In November, members of the team became Dementia Friends Champions after taking part in a course run by The Alzheimer’s Society. This equipped them with the knowledge to better support those affected by dementia but also to deliver information sessions to recruit more Dementia Friends.

Inspector Mark Nicholson said: “Being a Dementia Friend is about taking little actions such as to behave patiently with someone showing signs of dementia, spending more time with a relative affected by dementia, fundraising or generally raising awareness.

“Since being a champion I have conducted eight sessions across Mendip with community groups such as Neighbourhood Watch and parish councils, making 160 people more aware.

“Wells City is also in the process of becoming a Dementia Friendly City. Being the Neighbourhood Manager has meant I have been able to assist with this.

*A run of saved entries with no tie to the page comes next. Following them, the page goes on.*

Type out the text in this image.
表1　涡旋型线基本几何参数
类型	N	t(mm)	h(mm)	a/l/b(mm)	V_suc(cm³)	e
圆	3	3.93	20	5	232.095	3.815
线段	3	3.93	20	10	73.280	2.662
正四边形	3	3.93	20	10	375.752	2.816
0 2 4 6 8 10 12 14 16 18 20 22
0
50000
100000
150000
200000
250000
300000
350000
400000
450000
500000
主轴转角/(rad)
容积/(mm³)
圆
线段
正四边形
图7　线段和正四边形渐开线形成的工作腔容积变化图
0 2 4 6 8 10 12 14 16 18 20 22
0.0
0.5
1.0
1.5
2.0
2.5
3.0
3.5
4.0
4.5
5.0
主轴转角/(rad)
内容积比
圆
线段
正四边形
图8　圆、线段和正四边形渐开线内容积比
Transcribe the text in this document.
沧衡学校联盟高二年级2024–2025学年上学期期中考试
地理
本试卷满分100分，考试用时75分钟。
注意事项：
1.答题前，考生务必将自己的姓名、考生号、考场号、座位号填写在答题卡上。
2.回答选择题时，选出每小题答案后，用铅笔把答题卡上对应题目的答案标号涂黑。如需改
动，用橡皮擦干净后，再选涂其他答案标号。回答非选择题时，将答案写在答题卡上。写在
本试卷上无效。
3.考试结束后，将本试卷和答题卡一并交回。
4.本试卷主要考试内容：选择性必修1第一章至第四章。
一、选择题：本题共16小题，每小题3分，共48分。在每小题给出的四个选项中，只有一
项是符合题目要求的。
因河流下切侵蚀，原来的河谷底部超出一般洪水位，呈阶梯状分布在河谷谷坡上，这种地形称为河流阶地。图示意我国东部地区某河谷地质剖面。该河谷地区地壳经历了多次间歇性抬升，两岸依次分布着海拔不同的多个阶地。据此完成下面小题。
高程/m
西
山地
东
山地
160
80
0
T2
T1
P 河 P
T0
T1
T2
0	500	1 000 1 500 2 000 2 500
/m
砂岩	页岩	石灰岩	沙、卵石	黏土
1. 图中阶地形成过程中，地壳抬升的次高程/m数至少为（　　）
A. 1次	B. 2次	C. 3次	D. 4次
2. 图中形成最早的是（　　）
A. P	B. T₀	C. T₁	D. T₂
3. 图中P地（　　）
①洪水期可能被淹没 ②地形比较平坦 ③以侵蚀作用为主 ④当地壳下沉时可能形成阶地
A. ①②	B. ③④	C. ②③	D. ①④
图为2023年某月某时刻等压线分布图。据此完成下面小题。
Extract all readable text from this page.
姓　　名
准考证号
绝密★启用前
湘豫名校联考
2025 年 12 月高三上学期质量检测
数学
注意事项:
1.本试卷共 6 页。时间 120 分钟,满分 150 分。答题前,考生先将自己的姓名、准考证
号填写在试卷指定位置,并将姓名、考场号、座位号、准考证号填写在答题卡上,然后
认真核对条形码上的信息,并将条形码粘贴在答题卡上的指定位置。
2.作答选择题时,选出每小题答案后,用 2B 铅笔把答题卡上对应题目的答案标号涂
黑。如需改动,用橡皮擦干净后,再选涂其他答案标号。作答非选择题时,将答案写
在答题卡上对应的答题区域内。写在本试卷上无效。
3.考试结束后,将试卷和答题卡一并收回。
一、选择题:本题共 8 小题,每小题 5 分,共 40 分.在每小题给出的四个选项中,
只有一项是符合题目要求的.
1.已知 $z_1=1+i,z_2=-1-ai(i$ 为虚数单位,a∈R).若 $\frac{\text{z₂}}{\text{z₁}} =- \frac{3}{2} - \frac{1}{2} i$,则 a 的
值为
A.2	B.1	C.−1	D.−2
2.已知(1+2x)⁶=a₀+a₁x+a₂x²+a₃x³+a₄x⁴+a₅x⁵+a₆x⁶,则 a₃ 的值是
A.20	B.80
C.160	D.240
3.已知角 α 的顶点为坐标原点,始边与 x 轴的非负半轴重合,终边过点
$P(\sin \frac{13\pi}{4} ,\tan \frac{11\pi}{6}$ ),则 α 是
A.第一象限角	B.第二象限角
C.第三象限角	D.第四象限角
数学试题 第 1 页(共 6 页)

“It is an aspect of my work I find both meaningful and fulfilling while also allowing the public to see the organisation from a different angle.” 

Police cadets in Portishead have also been learning about dementia this week during a session with PCSO Caroline Harris. This was aimed at educating them about how dementia can affect a person, their behaviour and also their loved ones. It has also resulted in 20 new Dementia Friends being recruited. 

To learn more about dementia, how to become a Dementia Friend and also about the support available to those affected take a look at The Alzheimer’s Society website.

Dementia facts

  • Dementia doesn’t just affect older people – over 40,000 younger people in the UK have early-onset or young-onset dementia. 
  • About 850,000 people in the UK have dementia. 
  • One in 14 people over 65 – and one in six people over 80, has dementia. 
  • Dementia is more common among women than men.